Slicer
Slice a text file to smaller files by lines, with gzip compression for input/output supported. This tool can be used to slice big FASTQ files to smaller ones for parallel processing. See https://github.com/OpenGene/slicer
Usage
# simplest
slicer -i <input_file_name> -l <how_many_lines_per_slice>
# specify a folder to store the sliced files
slicer -i <input_file_name> -l <how_many_lines_per_slice> -o <output_dir>
# force gzip
slicer -i <input_file_name> -l <how_many_lines_per_slice> -o <output_dir> --gzip
Example
Assuming that you have a text file called filename.for.test.data with 400000 lines, you want to cut it to 4 slices (100000 lines for each). You'd like to gzip all the slices, keep the file extension .data, and store them in a folder sliced. You can use following command:
slicer -i filename.for.test.data -l 100000 -o sliced -e data -z -s
Then you will get four files in the folder sliced:
0001.data.gz
0002.data.gz
0003.data.gz
0004.data.gz
Get slicer
## Download
Get latest
# download by http
https://github.com/OpenGene/slicer/archive/master.zip
# or clone by git
git clone https://github.com/OpenGene/slicer.git
Get the stable releases
https://github.com/OpenGene/slicer/releases/latest
Build
slicer only depends on libz, which is always available on Linux or Mac systems. If your system has no libz, install it first.
cd slicer
make
Install
After build is done, run
sudo make install
Full options
usage: ./slicer --input=string --line=int [options] ...
options:
-i, --input input file name (string)
-o, --outdir the output folder, default is currently working directory (string [=.])

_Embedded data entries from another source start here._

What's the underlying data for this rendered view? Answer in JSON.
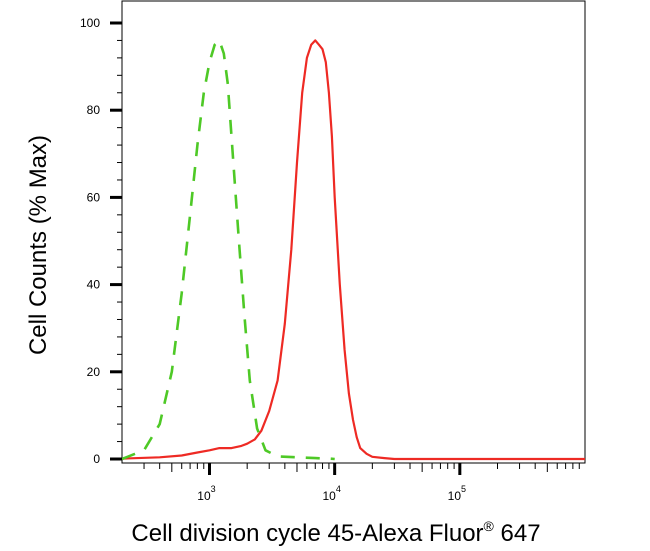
{
  "chart_data": {
    "type": "line",
    "xlabel": "Cell division cycle 45-Alexa Fluor",
    "xlabel_reg": "®",
    "xlabel_suffix": " 647",
    "ylabel": "Cell Counts (% Max)",
    "x_scale": "log",
    "xlim": [
      200,
      1000000
    ],
    "ylim": [
      0,
      100
    ],
    "y_ticks": [
      "0",
      "20",
      "40",
      "60",
      "80",
      "100"
    ],
    "x_ticks": [
      {
        "base": "10",
        "exp": "3"
      },
      {
        "base": "10",
        "exp": "4"
      },
      {
        "base": "10",
        "exp": "5"
      }
    ],
    "series": [
      {
        "color": "#ee2a24",
        "style": "solid",
        "points": [
          [
            200,
            0.1
          ],
          [
            400,
            0.4
          ],
          [
            600,
            0.8
          ],
          [
            800,
            1.5
          ],
          [
            1000,
            2
          ],
          [
            1200,
            2.5
          ],
          [
            1500,
            2.5
          ],
          [
            1800,
            3
          ],
          [
            2000,
            3.5
          ],
          [
            2300,
            4.5
          ],
          [
            2600,
            6.5
          ],
          [
            3000,
            11
          ],
          [
            3500,
            18
          ],
          [
            4000,
            31
          ],
          [
            4500,
            48
          ],
          [
            5000,
            68
          ],
          [
            5500,
            84
          ],
          [
            6000,
            92
          ],
          [
            6500,
            95
          ],
          [
            7000,
            96
          ],
          [
            7500,
            95
          ],
          [
            8000,
            94
          ],
          [
            8500,
            91
          ],
          [
            9000,
            84
          ],
          [
            9500,
            74
          ],
          [
            10000,
            60
          ],
          [
            11000,
            40
          ],
          [
            12000,
            25
          ],
          [
            13000,
            15
          ],
          [
            14000,
            9
          ],
          [
            15000,
            5
          ],
          [
            16000,
            2.5
          ],
          [
            18000,
            1.2
          ],
          [
            20000,
            0.5
          ],
          [
            25000,
            0.2
          ],
          [
            30000,
            0
          ],
          [
            1000000,
            0
          ]
        ]
      },
      {
        "color": "#4ec926",
        "style": "dashed",
        "points": [
          [
            200,
            0
          ],
          [
            300,
            2
          ],
          [
            400,
            8
          ],
          [
            500,
            20
          ],
          [
            600,
            38
          ],
          [
            700,
            56
          ],
          [
            800,
            72
          ],
          [
            900,
            84
          ],
          [
            1000,
            91
          ],
          [
            1100,
            95
          ],
          [
            1200,
            96
          ],
          [
            1300,
            93
          ],
          [
            1400,
            86
          ],
          [
            1500,
            74
          ],
          [
            1700,
            52
          ],
          [
            1900,
            33
          ],
          [
            2100,
            18
          ],
          [
            2400,
            7
          ],
          [
            2800,
            2
          ],
          [
            3500,
            0.6
          ],
          [
            5000,
            0.4
          ],
          [
            7000,
            0.2
          ],
          [
            9000,
            0.1
          ],
          [
            10000,
            0
          ]
        ]
      }
    ]
  }
}
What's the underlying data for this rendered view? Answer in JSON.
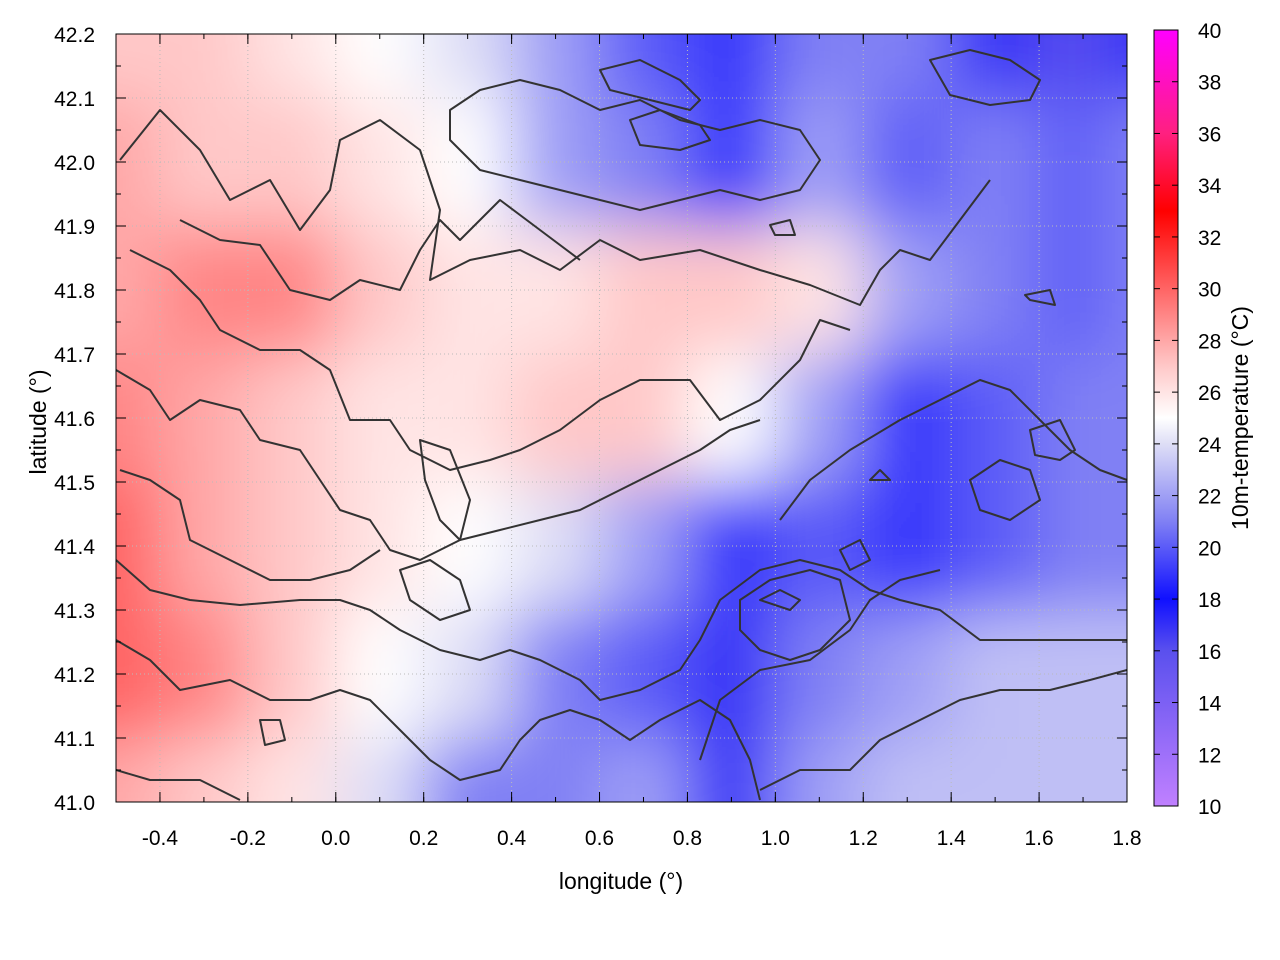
{
  "chart_data": {
    "type": "heatmap",
    "title": "",
    "xlabel": "longitude (°)",
    "ylabel": "latitude (°)",
    "colorbar_label": "10m-temperature (°C)",
    "xlim": [
      -0.5,
      1.8
    ],
    "ylim": [
      41.0,
      42.2
    ],
    "x_ticks": [
      "-0.4",
      "-0.2",
      "0.0",
      "0.2",
      "0.4",
      "0.6",
      "0.8",
      "1.0",
      "1.2",
      "1.4",
      "1.6",
      "1.8"
    ],
    "y_ticks": [
      "41.0",
      "41.1",
      "41.2",
      "41.3",
      "41.4",
      "41.5",
      "41.6",
      "41.7",
      "41.8",
      "41.9",
      "42.0",
      "42.1",
      "42.2"
    ],
    "colorbar_range": [
      10,
      40
    ],
    "colorbar_ticks": [
      "10",
      "12",
      "14",
      "16",
      "18",
      "20",
      "22",
      "24",
      "26",
      "28",
      "30",
      "32",
      "34",
      "36",
      "38",
      "40"
    ],
    "grid": true,
    "colormap": [
      {
        "value": 10,
        "color": "#c080ff"
      },
      {
        "value": 16,
        "color": "#5a50ee"
      },
      {
        "value": 18,
        "color": "#1010ff"
      },
      {
        "value": 21,
        "color": "#8080f4"
      },
      {
        "value": 24,
        "color": "#dedef6"
      },
      {
        "value": 25,
        "color": "#ffffff"
      },
      {
        "value": 27,
        "color": "#ffc8c8"
      },
      {
        "value": 30,
        "color": "#ff6464"
      },
      {
        "value": 33,
        "color": "#ff0000"
      },
      {
        "value": 36,
        "color": "#ff2080"
      },
      {
        "value": 40,
        "color": "#ff00ff"
      }
    ],
    "approx_field": {
      "description_units": "°C at grid points",
      "x": [
        -0.5,
        -0.3,
        -0.1,
        0.1,
        0.3,
        0.5,
        0.7,
        0.9,
        1.1,
        1.3,
        1.5,
        1.7,
        1.8
      ],
      "y": [
        42.2,
        42.0,
        41.8,
        41.6,
        41.4,
        41.2,
        41.0
      ],
      "values": [
        [
          27,
          27,
          26,
          25,
          24,
          22,
          20,
          19,
          21,
          21,
          17,
          16,
          17
        ],
        [
          28,
          27,
          27,
          26,
          25,
          22,
          21,
          19,
          22,
          20,
          21,
          20,
          21
        ],
        [
          28,
          29,
          29,
          27,
          26,
          26,
          27,
          27,
          26,
          22,
          21,
          20,
          21
        ],
        [
          29,
          28,
          27,
          26,
          26,
          27,
          27,
          25,
          22,
          19,
          20,
          21,
          21
        ],
        [
          30,
          28,
          27,
          26,
          25,
          24,
          22,
          19,
          20,
          19,
          20,
          21,
          21
        ],
        [
          30,
          29,
          27,
          25,
          24,
          21,
          20,
          17,
          21,
          22,
          23,
          23,
          23
        ],
        [
          28,
          27,
          26,
          24,
          21,
          21,
          22,
          17,
          22,
          23,
          23,
          23,
          23
        ]
      ]
    }
  }
}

-l, --line how many lines per slice (int)
-d, --digits the digits for the slice number padding (1~10), default is 4, so the filename will be padded as 0001.xxx, 0 to disable padding (int [=4])
-z, --gzip force gzip output, default the gzip setting is following the input
-n, --nogzip don't use gzip output, default the gzip setting is following the input
-c, --compression the gzip compression level (0 ~ 9), 0 for best speed, 9 for best compression ratio, default is 2 (int [=2])
-s, --simple_name use the simple file name like 0001, and discard the original file name
-e, --ext set the file extension to be added to the output if using simple_name. This option only works when --simple_name enabled (string [=])
-?, --help print this message
Work with FASTQ
- Make sure you set the line number (
-l xxxx, or--line=xxxx) correctly as a multiple of 4, since each record always has 4 lines. - If you want to keep the
.fqor.fastqfile extension, you can set the extension by--ext=fqor--ext=fastq - If your data are paired-end sequencing files, you can run this tool for the pair of files separately.
- If your data are paired-end sequencing files, and you enable the
simple_nameto use short file name. For read1, you can set the extension as R1.fq by--ext=R1.fq, and for read2 you can set R2.fq by--ext=R2.fq, then you will get the sliced files like0001.R1.fq,0002.R2.fq.